Statues
I sent this to the Guardian but they did not reply.
Scandalous statues in Bristol and anywhere
The toppling in Bristol of the bronze statue of Edward Colston, slave trader and major benefactor (or should it be benefactor and major slave trader?) raises complex issues, and my own opinion has changed somewhat in the light of recent events.
My instinct as an art historian is not to approve of the destruction / vandalism of a work of art – though in truth the statue by John Cassidy of Manchester in does not rise above the competent. We obviously should not decide such an issue on the basis of its perceived quality of a work of art. BUT there is a memorial to Colston in the decommissioned church of All Saints in Bristol. It was designed by the excellent architect James Gibbs (Church of St. Martin’s in the Fields etc.) with a funeral effigy by John Michael Rysbrack, as good a sculptor as there was in Britain at that time. With such an artistic pedigree, do we protect the memorial while not regretting (too much) the fall of Cassidy’s routine bronze? There’s also a fine swagger portrait of Colston by Jonnathan Richardson, previously in the Mayor’s office (present location withheld). Do we slash it with a sharp instrument?
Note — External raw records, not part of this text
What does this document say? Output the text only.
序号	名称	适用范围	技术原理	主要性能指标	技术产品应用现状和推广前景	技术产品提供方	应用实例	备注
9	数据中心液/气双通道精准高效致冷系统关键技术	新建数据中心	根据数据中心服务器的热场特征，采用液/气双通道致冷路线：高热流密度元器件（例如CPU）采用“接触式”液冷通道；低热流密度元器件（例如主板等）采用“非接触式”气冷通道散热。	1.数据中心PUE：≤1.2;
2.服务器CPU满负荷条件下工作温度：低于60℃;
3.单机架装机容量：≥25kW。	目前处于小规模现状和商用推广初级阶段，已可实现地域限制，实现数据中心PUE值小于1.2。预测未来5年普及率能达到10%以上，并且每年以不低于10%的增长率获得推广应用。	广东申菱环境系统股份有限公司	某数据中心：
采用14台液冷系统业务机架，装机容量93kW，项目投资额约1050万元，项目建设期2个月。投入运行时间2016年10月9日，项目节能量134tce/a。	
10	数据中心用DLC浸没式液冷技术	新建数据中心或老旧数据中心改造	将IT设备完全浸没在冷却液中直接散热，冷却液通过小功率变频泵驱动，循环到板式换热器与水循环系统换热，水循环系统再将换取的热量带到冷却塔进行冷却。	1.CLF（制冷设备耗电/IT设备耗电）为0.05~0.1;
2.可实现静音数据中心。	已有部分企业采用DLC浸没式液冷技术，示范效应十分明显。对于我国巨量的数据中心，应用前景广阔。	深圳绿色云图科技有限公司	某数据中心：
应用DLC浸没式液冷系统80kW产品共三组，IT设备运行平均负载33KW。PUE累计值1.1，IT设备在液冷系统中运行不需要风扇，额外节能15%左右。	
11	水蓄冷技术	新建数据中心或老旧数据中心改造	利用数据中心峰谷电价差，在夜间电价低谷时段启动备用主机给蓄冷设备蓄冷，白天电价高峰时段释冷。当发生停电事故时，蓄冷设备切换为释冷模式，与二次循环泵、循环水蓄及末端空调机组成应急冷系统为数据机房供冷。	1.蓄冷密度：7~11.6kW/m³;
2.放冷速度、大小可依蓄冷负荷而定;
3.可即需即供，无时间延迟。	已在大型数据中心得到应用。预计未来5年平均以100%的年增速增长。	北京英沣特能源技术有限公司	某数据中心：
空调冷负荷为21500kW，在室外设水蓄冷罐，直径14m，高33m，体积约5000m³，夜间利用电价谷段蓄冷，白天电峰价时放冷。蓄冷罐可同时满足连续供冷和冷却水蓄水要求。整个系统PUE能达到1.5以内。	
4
There are long historical antecedents to acts of destruction. Our churches and collections of Mediaeval art bear vivid witness to the iconoclastic destruction of “papist” images. The issue of “graven” images runs as a centuries-old sore across the various Christian denominations. Such British pre-Reformation images as still survive are now likely to admired in historic venues and museums administred by non-Catholics. We may also recall the dynamiting of the very giant Buddhas of Bamiyan by the Taliban in 2001. That was a World Heritage Site. There is a huge number of such events, which we are now likely to denounce.
I have tended to think that statues of people who incite our disapproval in whole or in part are an integral part of the historic fabric of a place, which cannot be productively re-modelled, and that it is best that they are seen to serve as memorials to values that we no longer espouse. However these matters are complicated and not readily subject to a simple formula.
Let us take as an example the vandalism in 2017 of statue of the pioneer gynaecologist, J. Marion Sims , and its subsequent removal from its pedestal on the edge of New York’s Central Park. It was taken to the cemetery where Sims is buried. Sims’s “experiments’ on black women are taken as outweighing his apparent virtues, as measured on today’s scales. But let’s look at Central Park itself, one of the signature assets of the Big Apple. To create it in 1857 about 16,000 people were involuntarily displaced, and schools, churches, a convent and residential village were destroyed. As we might suspect, the residents were mainly black. Do we renounce Central Park? Do we return the sites to the descendants of the displaced?
Many of our valued places, institutions and artworks were bankrolled by money that we would now regard us unclean, including not a few Oxbridge Colleges – and good number of Renaissance masterpieces.
My answer was that we should not hide the past and that it is better to know about it than deny it. Education, in this case, is the conventional answer. Now I am not so sure.
The erecting a public monument is political-cum-social act. Removing it is a legitimate response to the original act. I say “removal” very deliberately not destruction. The statues are mute but visually eloquent witnesses to our history and our deployment of art in the service of causes that we have (or should have) long since abandoned. Local solutions should be found as to where to re-locate them, ideally where they can serve an active cultural role. The empty plinths, like that in Trafalgar Square, can support major works by contemporary artists. Let’s build something new on the debris of what we now regard as shameful attitudes.
Two footnotes.
1. For 99% of the time no-one notices the statues, unless they portray someone very famous like Churchill. They are just part of the urban scenery.
2. It is interesting that a bronze effigies of largely forgotten, eldery white men can still be invested with such presence and meaning when the occasion arises.
For Central Park, see Sarah Waxman
https://www.ny.com/articles/centralpark.html
Unknown
July 9, 2020 @ 3:21 pm
Dear Dr. Kemp,
Thanks for your insight. One idea I wonder about how futile the conception / or ideals of a monument can be in the first place, as the creation of a monument's value / significance is prone towards becoming anachronistic / or reinterpreted despite the efforts of its makers to create a symbol that transcends time and place. You mention the history Central Park as a great counterpoint to outcries of those symbols of minority oppression, perhaps then, the way to frame this discussion could be to think about how our public spaces serve the greater community at large? Weighing their current civic utility against their illicit histories might be a productive way of reconciling with the past and deciding what values we want to take from such spaces moving forward. Perhaps a divisive issue as such could be an opportunity for cohesion in the end. Interested to hear your thoughts..
Martin Kemp
July 11, 2020 @ 1:17 pm
Thank you. Very thoughtful .
One of the characteristics of visual images is that the commissioners / makers cannot control the meanings attached to them, least of all over the period of time. It's worth askingi if the memorialising of 'great' people (men) is really necessary. It serves the values of those who are dominant at any one time. We could move them all into a special viewing area and use the plinths like the one of Trafalgar Square, with works by a sucession of artists.